自然という簡単な言葉を何気なく使っています。しかし、自然というのはすごいもので、人間がどんなに文明を発達させ、技術を開発したとしても、最終的には自然の法則に従わなければならないという事実があります。これだけは誰にも、どうしようもない。だから、人間は自然に畏敬の念をだく。ところが、実際、日常の生活をしていると、そんなことは忘れてしまいます。我侭放題振舞おうとする。本当は自然の中で生かされているという事実を畏敬の念をもって受け入れなければならない。そうすると、どうなるか。人間は本来の自然な人間になる。自然を通じて、本当の素直な自分自身になれるのではないかと思うのです。

そこで、ヨット入門は、自然を感じる最高の手段のひとつです。それは山に登るとかいう方法とも違ったアプローチの仕方です。人間には何ともしようがない自然の作用を、人間の英知でもって対応するこれは人間にしかできない事です。自然の中で、何のトリックや思惑も無く、自然に最高の自分を表現する。それが素直な自分になるという事ではないでしょうか。だから、自然は人間をいき返らせる。
山に登ると人間は正直になると、聞いた事があります。ヨットも同じ。人は自分に正直になれる。自然になれる。素直になれる。何故なら、自然は人間の思惑でどうにかなるものではないからです。世間の様々な思惑など関係無く、自分自身を発見できる。思惑には関係無く、自然を受け入れなければならない。
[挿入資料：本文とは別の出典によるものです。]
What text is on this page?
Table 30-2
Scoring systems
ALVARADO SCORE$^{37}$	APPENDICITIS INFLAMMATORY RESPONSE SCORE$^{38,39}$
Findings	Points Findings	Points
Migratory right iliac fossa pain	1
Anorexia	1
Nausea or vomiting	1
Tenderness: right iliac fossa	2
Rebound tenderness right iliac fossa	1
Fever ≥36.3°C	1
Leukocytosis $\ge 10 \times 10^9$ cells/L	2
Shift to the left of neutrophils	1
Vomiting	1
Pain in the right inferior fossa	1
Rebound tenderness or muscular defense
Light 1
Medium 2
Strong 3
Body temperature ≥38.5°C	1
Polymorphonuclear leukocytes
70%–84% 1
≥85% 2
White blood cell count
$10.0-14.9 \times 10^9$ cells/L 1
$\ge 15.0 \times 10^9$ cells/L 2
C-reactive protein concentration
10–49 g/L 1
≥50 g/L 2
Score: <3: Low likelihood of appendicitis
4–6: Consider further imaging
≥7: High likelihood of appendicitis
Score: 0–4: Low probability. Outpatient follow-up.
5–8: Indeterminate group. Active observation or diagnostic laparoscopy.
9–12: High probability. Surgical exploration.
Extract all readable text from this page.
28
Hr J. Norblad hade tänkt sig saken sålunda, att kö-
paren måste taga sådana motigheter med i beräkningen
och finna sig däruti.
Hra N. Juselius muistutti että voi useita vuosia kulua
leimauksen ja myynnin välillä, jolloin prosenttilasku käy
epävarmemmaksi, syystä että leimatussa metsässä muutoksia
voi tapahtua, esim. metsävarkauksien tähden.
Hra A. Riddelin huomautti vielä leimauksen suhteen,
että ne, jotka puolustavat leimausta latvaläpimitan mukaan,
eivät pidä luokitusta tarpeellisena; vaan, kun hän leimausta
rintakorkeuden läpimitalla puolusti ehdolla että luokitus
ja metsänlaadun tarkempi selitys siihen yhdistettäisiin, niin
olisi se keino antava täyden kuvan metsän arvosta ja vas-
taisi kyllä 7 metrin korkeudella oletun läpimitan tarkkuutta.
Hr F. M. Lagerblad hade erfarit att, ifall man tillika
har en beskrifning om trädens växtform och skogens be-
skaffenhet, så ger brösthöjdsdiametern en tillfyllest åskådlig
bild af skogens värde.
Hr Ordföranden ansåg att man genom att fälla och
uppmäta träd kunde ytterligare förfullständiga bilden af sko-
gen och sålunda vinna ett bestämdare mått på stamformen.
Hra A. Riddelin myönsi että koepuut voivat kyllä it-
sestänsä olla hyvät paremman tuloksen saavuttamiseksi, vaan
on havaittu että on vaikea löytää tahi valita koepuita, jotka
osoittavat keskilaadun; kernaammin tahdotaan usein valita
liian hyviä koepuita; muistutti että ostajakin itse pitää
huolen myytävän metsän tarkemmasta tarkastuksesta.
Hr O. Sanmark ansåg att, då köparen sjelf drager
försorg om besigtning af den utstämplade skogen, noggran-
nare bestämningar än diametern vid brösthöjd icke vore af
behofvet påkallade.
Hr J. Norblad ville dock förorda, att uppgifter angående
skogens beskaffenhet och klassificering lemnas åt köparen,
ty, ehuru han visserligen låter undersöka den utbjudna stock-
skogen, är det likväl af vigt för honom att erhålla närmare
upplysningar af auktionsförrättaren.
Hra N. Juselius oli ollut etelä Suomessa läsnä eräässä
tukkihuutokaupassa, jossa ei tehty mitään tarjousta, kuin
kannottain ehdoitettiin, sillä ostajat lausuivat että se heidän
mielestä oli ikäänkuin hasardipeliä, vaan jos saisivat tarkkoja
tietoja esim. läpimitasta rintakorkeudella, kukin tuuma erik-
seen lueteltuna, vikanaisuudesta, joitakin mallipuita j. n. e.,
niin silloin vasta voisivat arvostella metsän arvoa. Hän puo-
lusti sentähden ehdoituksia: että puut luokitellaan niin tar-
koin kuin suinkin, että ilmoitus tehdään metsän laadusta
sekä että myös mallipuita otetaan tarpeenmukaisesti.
そこで、ヨット入門は自然に親しむことです。そして、これが最終目的でもあると思います。そして、ヨットはその手段に過ぎない。ヨットに熟達することによって、自然の奥へ奥へ入っていく事ができる。自然の様々な表現を味わう事ができる。そうすればするほど、自分が自然になれる。自然になれれば、素直に自分を表現できる。素直な自分になれば、楽に生きることができる。ヨットとはそういう素晴らしい体験を全ての人々に与える絶好の手段なのです。人は常に何かを考えています。どうしたら自分に有利になるか、どうしたらもっと儲かるか、どうしたら勝つか、どうしたら手に入れられるか、たくさんあります。でも、自然の中に入ると、そんな事はどうでも良い。とりあえずは、全てを捨てて、目の前の自然に対応しなければなりません。これが人を本来の基本的姿に戻すことになるのではないでしょうか。

つまり、ヨットという手段の最初で、最後の、最大の目的は自然の中に入り、味わう事ではないでしょうか。それさえできれば充分なのではないでしょうか。だから、よく言います。日本一周などしなくて良い、遠くへいかなくても良い。セーリングする事で、全ては達成しているのです。その外はおまけなのです。しても、しなくても良い。ヨット入門は自然に足を踏み入れること、そして、さらに、さらに奥へ入っていけば、行く程そして、何も達成しなければしないほど、良いのです。何かを達成して、それを重要視すると、達成したことは人間の思惑の中にあるから、自然から離れてしまう。だから、何も達成しない方が良い。もし、何かを達成したら、それを重要視しないことです。